На улице Монторгей Мишель говорил не только об Испании. У него на родине недавно закончился еще один процесс, он прошел быстро и не так громко, как другие, потому что дело касалось военных… Судили Тухачевского, крупных военачальников, генералов. Среди них — Эйдемана, того, что сидел в тридцать четвертом, на приеме у Горького, слева от меня; Примакова, у которого мы были в Ленинграде в июне тридцать шестого; помню, стояла жара, мы сидели в саду, и вдруг нагрянул маршал в своем белом с золотом кителе. И еще Уборевича… «Подумать только, — говорил Мишель, — как все могло обернуться… иди потом объясняй!» С Уборевичем он был едва знаком, встречался с ним в прошлом году до отъезда в Испанию, когда еще не знал, что туда поедет. Они с генералом разговорились — наверное, Мишель показался ему забавным, — и тот пригласил: приезжайте, как вздумается, погостить ко мне на пару деньков, у меня домик на Украине (это уже мои домыслы), я там провожу все лето. Но Мишель вскоре уехал в Мадрид… А что, если бы я взял да навестил его, никто бы не поверил, что я там не вступил с ним в заговор. Никто бы не поверил… Вот попал бы в переплет! Нет, о казни генералов Мишель почти ничего не знал. Их судили и расстреляли сразу, через сутки после ареста маршала.

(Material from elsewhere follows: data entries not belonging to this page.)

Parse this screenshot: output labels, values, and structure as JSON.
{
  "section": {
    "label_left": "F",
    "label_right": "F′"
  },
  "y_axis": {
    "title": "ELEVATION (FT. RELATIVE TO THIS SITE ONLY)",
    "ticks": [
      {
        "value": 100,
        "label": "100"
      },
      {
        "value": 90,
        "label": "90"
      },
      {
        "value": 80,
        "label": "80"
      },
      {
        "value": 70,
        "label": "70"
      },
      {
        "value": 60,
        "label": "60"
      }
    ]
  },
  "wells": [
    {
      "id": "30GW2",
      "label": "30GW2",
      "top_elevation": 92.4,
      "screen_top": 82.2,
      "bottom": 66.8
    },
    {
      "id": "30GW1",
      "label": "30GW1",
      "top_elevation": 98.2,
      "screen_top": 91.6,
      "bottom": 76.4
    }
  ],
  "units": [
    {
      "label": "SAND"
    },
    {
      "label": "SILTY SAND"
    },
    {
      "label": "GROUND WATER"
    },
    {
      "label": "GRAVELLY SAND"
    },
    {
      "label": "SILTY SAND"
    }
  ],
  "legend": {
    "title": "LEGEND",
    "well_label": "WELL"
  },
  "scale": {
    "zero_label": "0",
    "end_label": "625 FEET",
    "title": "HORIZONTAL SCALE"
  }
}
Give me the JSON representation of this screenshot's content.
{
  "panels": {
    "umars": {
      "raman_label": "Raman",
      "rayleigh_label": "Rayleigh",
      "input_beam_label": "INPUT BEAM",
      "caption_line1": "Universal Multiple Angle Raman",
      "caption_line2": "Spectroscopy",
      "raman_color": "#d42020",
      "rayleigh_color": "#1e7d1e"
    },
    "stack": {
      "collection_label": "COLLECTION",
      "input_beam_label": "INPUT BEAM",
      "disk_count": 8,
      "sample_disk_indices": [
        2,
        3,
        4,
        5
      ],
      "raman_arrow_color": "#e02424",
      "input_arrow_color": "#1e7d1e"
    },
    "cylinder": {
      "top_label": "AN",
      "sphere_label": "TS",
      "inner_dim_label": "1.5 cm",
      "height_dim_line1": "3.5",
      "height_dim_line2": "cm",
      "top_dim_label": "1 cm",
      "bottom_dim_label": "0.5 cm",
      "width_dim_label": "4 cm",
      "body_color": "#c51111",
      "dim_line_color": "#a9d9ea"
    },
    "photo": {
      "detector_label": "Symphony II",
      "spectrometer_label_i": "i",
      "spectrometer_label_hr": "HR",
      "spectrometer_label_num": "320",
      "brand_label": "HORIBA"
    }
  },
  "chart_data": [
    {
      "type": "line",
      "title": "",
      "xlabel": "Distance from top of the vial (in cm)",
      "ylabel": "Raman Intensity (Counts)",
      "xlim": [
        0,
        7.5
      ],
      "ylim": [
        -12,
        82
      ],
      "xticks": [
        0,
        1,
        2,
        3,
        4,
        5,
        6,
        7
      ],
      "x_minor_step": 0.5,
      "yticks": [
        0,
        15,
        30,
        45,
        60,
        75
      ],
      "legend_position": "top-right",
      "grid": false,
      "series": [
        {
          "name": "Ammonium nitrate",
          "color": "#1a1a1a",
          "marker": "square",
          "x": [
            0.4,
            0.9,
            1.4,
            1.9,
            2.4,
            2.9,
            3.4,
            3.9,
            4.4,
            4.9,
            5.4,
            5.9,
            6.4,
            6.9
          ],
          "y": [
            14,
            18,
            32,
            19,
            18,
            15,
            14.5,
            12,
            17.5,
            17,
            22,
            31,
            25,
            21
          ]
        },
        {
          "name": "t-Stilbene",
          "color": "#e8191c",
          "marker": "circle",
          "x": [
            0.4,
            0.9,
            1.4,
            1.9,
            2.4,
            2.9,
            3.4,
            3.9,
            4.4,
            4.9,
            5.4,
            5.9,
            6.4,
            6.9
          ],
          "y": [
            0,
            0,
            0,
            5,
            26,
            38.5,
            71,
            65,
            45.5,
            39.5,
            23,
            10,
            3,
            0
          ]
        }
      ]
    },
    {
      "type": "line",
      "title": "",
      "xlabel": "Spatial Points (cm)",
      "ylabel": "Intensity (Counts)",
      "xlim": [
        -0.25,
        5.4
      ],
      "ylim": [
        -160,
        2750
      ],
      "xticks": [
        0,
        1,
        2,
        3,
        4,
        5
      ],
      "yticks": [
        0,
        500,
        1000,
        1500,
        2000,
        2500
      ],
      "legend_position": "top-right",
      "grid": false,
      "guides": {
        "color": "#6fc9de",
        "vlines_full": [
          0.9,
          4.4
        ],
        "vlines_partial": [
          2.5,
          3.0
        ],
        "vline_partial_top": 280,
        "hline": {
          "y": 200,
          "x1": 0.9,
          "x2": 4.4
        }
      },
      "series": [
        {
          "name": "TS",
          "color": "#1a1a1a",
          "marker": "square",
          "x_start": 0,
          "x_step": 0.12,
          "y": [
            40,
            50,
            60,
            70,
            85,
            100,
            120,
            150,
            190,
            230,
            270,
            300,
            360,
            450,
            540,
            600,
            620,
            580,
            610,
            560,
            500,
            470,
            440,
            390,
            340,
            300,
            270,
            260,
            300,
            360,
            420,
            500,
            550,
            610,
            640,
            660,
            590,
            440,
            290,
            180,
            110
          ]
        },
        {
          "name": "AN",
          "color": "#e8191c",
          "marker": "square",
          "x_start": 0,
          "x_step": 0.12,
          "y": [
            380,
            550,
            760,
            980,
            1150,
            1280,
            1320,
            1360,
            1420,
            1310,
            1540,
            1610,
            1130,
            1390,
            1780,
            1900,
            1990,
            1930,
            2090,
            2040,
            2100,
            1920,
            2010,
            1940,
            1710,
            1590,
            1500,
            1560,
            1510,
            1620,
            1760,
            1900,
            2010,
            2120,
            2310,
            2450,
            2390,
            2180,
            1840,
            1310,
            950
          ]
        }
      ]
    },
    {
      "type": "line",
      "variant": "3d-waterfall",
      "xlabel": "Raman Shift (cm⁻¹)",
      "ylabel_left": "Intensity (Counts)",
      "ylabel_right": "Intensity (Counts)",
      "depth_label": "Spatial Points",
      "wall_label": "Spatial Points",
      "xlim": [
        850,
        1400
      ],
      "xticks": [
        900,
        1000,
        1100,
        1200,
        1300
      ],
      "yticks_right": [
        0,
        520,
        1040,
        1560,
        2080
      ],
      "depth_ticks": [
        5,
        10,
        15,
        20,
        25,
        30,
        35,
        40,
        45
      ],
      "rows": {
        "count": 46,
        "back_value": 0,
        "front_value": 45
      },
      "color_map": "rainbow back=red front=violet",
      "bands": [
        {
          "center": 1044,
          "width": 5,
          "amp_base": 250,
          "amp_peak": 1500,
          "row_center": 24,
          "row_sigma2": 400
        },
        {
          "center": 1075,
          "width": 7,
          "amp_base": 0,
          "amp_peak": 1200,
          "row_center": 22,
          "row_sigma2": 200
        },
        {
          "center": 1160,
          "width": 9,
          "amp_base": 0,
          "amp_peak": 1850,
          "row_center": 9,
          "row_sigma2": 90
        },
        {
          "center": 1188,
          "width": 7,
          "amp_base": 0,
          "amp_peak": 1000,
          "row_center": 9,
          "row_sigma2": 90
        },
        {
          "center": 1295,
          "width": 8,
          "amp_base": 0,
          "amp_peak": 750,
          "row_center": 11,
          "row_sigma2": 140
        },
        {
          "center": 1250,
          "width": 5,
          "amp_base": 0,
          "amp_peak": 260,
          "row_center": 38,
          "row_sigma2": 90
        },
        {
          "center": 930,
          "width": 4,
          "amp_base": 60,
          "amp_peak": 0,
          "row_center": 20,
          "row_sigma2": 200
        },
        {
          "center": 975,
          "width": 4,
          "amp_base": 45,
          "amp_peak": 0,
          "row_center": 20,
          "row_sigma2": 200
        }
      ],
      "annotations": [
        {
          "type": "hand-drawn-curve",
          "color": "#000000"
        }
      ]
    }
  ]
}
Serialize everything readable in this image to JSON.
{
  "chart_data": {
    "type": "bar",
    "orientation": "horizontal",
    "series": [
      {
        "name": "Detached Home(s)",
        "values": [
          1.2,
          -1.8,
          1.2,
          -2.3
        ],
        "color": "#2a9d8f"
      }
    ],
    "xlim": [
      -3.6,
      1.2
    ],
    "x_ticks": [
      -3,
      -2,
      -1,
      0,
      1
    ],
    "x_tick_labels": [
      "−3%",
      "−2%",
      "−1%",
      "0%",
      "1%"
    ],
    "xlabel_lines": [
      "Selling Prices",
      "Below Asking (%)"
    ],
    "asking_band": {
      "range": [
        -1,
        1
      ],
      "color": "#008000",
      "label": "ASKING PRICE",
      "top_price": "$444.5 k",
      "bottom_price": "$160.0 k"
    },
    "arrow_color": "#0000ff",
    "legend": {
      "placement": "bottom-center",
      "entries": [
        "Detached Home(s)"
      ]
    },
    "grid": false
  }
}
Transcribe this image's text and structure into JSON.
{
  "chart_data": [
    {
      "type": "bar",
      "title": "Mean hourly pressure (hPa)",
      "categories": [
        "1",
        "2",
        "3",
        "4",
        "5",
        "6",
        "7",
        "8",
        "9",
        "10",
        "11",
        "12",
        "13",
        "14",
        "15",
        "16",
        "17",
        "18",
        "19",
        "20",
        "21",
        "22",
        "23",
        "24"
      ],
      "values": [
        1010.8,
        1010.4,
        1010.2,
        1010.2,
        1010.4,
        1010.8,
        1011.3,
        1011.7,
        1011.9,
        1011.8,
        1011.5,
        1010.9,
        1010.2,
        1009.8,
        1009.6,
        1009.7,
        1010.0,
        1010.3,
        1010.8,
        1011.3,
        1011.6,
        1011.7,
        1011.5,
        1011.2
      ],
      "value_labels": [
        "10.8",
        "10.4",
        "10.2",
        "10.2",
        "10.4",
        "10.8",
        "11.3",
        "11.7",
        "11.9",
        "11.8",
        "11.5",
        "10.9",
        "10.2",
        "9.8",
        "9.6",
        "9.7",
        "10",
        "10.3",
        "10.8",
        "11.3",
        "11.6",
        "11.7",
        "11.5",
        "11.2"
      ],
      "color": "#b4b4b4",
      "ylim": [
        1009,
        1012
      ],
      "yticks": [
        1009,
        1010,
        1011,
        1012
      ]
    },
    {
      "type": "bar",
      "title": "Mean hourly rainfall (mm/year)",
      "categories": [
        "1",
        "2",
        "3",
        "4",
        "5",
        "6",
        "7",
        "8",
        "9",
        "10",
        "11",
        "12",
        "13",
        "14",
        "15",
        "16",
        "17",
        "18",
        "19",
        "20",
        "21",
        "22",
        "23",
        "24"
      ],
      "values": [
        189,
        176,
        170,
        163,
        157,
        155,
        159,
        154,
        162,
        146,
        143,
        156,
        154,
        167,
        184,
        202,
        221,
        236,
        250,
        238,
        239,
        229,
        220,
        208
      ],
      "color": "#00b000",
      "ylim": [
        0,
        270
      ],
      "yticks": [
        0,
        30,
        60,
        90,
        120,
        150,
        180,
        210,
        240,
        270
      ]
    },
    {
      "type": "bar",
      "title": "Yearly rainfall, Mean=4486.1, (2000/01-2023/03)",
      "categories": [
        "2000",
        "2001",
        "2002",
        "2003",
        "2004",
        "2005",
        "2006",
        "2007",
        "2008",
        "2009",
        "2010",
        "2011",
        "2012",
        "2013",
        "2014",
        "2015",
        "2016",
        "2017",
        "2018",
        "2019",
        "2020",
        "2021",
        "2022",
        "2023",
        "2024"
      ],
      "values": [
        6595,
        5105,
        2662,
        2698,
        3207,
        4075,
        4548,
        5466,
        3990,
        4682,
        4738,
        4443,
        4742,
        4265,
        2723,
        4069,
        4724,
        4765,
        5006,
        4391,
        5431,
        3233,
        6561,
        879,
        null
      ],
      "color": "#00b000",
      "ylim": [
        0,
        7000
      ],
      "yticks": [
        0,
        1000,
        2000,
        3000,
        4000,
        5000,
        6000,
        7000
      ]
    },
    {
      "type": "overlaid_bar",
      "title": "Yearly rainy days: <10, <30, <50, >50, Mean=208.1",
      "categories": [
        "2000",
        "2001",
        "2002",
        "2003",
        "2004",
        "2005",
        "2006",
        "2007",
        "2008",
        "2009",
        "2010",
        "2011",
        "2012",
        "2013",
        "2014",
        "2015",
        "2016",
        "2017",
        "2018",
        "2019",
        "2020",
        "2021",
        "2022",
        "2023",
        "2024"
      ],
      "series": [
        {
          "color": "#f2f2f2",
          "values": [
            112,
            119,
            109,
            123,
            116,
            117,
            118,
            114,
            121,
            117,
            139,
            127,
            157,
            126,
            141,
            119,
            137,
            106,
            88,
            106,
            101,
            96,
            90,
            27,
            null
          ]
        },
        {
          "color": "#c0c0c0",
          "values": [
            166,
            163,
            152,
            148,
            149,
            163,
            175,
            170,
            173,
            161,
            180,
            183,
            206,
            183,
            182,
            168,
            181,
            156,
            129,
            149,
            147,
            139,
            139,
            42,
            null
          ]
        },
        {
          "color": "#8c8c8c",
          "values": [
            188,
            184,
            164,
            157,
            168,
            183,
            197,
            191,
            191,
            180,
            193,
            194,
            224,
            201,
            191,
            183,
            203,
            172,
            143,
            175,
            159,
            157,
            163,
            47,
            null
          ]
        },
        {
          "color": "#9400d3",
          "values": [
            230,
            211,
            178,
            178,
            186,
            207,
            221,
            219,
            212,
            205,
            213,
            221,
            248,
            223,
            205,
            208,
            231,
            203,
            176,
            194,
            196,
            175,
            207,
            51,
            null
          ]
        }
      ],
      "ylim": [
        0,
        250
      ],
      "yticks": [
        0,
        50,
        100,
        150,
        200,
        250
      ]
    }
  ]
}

Наш убийца перегнулся через столик и стиснул руку соседа в своей лапище — вероятно, они поладили. Собака заворочалась под клетчатой скатертью. «Он меня прямо-таки притягивает», — сказал Мишель.
Все перепуталось. Сколько времени прошло с тех пор… шестьдесят четыре минус тридцать шесть — неужели двадцать восемь лет? Сначала была панихида на Красной площади, и Жид произносил речь с мавзолея Ленина. Сегодня все это кажется каким-то бредом. Да и тогда, кто бы сказал мне перед нашим отъездом из Лондона… Конечно, Жид, хоть я его и недолюбливаю, — заметная фигура во французской литературе. И все же, если бы нечто подобное происходило в Париже, но где в Париже что-нибудь подобное мавзолею? Разве что могила Неизвестного солдата? Ну да все равно, невозможно и представить, чтобы Фланден или Леон Блюм во время какой-нибудь торжественной церемонии дали слово Жиду… Впрочем, я считал это, выражаясь языком газетчиков, проявлением дружелюбия со стороны Советов. И вот автор «Подземелий Ватикана» пришел в мой номер в «Метрополе» с просьбой просмотреть речь, с которой он собирался выступить на Красной площади, и «подправить» ее. Наши отношения не давали ему оснований просить меня о подобном одолжении, но когда я увидел, что он написал… Не мог же я допустить, чтобы мой соотечественник и коллега выставил себя на посмешище. День похорон выдался хмурым. Как в праздник Всех Святых. Только еще и жарко в придачу. Противно, как теплое пиво. Тем не менее народу собралось великое множество. У меня было какое-то странное, противоречивое чувство. Казалось, небо облачилось в траур по приказу, людская же скорбь выглядела неподдельной. Разве что слишком организованной. Хотя тогда никто не думал, что смерть Горького могла быть насильственной, во всем происходящем была какая-то скованность, искусственность. Впрочем, что за чушь. В конце концов, это похороны, а не свадьба. Национальный траур! Итак, был митинг на Красной площади. Жид читал по бумажке свою речь с моей правкой, склонив, как всегда, голову набок, полузакрыв глаза под стеклами очков и пришепетывая в конце каждой фразы. Справа от него на трибуне стояли писатели: Шолохов, Кольцов, Алексей Толстой, — рядом с ними человек, которого я прежде не знал, его звали Булганин, и он, как говорили, шел в гору, а сзади некий Хрущев, мелкая сошка… Слева от «ор-ратора», как произнес бы сам Жид, как будто сквозь зубы, с иронической напыщенностью и мотнув головой, — слева от него стоял Сталин и слушал речь, а когда этот Гете с улицы Вано умолк, произнес: «Если не врет, дай ему Бог здоровья!» — так, во всяком случае, рассказывал Мишель.
Похороны… настоящий реалист, наверное, должен был бы описывать процессию, мундиры военных, конную и пешую милицию, лица из толпы, слова простых людей, народную скорбь, а не свои собственные, совершенно субъективные и к тому же весьма смутные чувства. Итак, настало время, когда кортеж выстроился и был готов к шествию: во главе — правительство, военные, а впереди всех, за несколько рядов от нас, — Сталин в своем неизменном строгом кителе, долговязый Жданов и Молотов… Какие-то люди протиснулись между нами и оттеснили нас от Мишеля, он оборачивался и разводил руками, как бы извиняясь. Наконец колонна тронулась.